Ulama dan Tiga Teladan Nabi

Fenomena maraknya ulama yang gemar mengumbar narasi untuk membenturkan agama dan negara, serta Islam dan NKRI tentu menimbulkan keprihatinan bersama. Sebagai negara bangsa (nation state) dengan penduduk mayoritas muslim, Indonesia jelas membutuhkan ulama sebagai pihak yang otoritatif tidak hanya dalam hal agama, namun juga dalam konteks sosial, politik dan budaya. Ulama ialah salah satu pilar penting tegaknya bangsa dan negara. Lantas, apa jadinya jika para ulama justru terjebak dalam sengkarut labirin kebencian dan perpecahan akibat politisasi agama dan politik identitas? Maka dari itu, lembaran baru tahun 2021 yang baru kita tapaki dalam hitungan hari ini kiranya bisa menjadi momentum bersama untuk menegaskan peran ulama sebagai pewaris Nabi (warasatul anbiya) sekaligus penjaga NKRI.

Menurut Ahmad bin Ajibah sebagaimana dikutip Moh. Romzi gelar “warastul anbiya” sebagaimana lekat pada ulama memiliki makna bahwa ulama haruslah meneladani sikap Nabi setidaknya dalam tiga hal. Pertama, alim yakni mewarisi kecakapan para Nabi dalam hal ilmu pengetahuan, baik agama maupun ilmu umum. Kedua, abid yakni mewarisi perbuatan Nabi terutama dalam hal ibadahnya serta laku sosialnya di tengah umat. Ketiga, arif yakni mewarisi sikap bijaksana sekaligus kedalaman spiritualnya yang mewujud pada munculnya sikap zuhud, wara’, dan ma’rifah. Ini artinya, belum otoritatif gelar ulama yang disandang seseorang manakala ia belum menanamkan dan mempraktikkan ketiga dimensi kenabian tersebut. Jika kita mengacu pada konteks keislaman di Indonesia, dapat dikatakan bahwa menjadi ulama bukanlah semata menjadi pemimpin umat dalam hal keagamaan dan spiritualitas. Lebih dari itu, ulama harus mampu tampil menjadi role model bagi kehidupan dalam konteks negara bangsa yang multikultur dan multireliji.

Ulama dan Kesadaran Kebangsaan

Maka dari itu, selain menjadi sosok yang memiliki otoritas dalam hal keagamaan, ulama idealnya juga menjadi penjaga NKRI. Ulama harus menjaga NKRI dari ancaman-ancaman baik internal maupun eksternal. Ancaman eksternal itu berupa persaingan ekonomi-politik global yang tidak jarang menempatkan Indonesia sebagai sasaran hegemoni dan dominasi asing.

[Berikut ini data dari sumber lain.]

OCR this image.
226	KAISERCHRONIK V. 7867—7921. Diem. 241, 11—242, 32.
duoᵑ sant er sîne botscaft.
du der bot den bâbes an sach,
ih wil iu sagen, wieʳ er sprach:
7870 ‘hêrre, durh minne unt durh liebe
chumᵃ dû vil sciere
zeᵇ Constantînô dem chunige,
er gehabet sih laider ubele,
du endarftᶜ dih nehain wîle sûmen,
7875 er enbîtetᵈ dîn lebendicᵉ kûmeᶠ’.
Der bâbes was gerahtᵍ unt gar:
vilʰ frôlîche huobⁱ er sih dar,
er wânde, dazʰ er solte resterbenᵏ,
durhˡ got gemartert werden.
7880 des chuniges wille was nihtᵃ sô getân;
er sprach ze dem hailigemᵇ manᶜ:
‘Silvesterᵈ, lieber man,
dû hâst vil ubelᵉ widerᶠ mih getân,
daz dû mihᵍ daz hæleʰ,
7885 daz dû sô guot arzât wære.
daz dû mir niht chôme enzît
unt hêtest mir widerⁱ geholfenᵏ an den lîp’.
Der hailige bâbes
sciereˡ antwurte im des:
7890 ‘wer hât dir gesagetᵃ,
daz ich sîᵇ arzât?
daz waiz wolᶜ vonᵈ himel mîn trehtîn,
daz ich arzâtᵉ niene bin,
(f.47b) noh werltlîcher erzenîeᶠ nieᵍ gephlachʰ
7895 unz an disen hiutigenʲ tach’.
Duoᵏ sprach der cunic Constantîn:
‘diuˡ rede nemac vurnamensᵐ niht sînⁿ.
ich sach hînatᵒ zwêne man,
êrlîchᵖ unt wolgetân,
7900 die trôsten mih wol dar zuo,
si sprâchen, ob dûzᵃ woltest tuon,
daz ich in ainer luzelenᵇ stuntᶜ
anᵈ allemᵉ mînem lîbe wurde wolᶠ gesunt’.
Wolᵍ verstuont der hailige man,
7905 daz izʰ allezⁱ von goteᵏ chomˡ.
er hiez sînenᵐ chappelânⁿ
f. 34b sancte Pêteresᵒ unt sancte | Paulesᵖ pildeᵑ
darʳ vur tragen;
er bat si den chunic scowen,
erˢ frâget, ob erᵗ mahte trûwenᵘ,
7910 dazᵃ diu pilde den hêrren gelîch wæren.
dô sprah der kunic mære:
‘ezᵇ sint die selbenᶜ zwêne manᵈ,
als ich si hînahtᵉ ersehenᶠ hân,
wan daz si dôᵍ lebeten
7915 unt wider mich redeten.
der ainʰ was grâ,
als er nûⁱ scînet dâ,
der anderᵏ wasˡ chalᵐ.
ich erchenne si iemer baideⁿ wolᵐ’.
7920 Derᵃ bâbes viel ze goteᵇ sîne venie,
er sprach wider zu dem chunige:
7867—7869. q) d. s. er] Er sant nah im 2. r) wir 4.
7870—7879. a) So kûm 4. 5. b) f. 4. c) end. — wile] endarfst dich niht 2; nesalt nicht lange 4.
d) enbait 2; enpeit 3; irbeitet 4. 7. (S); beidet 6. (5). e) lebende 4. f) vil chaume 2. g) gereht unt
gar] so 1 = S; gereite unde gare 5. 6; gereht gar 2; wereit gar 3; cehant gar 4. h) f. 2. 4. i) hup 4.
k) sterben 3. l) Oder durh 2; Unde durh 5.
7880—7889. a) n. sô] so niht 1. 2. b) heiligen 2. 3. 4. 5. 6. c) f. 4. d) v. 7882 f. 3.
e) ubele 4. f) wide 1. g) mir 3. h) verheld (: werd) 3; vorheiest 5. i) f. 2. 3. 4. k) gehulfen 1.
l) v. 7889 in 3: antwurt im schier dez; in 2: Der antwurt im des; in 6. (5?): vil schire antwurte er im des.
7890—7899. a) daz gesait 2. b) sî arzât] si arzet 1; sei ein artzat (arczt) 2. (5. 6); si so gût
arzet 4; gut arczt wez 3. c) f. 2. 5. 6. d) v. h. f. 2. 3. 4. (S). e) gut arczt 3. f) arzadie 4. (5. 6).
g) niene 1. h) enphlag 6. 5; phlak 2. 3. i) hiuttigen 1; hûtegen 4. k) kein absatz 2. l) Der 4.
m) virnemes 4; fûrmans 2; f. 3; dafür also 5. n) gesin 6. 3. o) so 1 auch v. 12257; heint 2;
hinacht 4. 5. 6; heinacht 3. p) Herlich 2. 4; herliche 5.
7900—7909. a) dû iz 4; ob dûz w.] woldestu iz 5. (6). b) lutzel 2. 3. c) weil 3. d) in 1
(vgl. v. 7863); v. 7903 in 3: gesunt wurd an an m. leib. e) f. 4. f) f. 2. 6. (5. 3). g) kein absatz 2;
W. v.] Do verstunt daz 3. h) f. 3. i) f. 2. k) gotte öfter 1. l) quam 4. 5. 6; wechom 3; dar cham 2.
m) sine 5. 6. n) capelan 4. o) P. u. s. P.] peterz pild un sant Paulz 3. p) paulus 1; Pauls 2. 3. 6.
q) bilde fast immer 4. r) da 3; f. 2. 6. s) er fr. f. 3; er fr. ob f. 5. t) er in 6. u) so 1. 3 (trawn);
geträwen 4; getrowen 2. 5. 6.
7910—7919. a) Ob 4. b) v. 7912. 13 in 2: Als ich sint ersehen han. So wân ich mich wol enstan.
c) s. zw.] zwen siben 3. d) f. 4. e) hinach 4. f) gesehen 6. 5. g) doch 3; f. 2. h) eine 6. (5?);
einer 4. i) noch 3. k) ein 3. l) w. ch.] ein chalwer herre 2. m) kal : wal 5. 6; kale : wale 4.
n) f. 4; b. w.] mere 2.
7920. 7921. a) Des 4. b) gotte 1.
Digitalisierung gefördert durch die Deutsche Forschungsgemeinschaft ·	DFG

Di titik ini, peran ulama sangat penting untuk ikut serta membumikan perspektif wawasan kebangsaan di kalangan umat. Ulama harus membangun kesadaran umat bahwa mencintai dan membela tanah air serta tunduk pada pemerintahan yang sah (ulil amri) ialah bagian dari keimanan terhadap ajaran Islam. Ulama juga harus menjelaskan pada umat bahwa nasionalisme dan patriotisme sama sekali tidak bertentangan dengan Islam.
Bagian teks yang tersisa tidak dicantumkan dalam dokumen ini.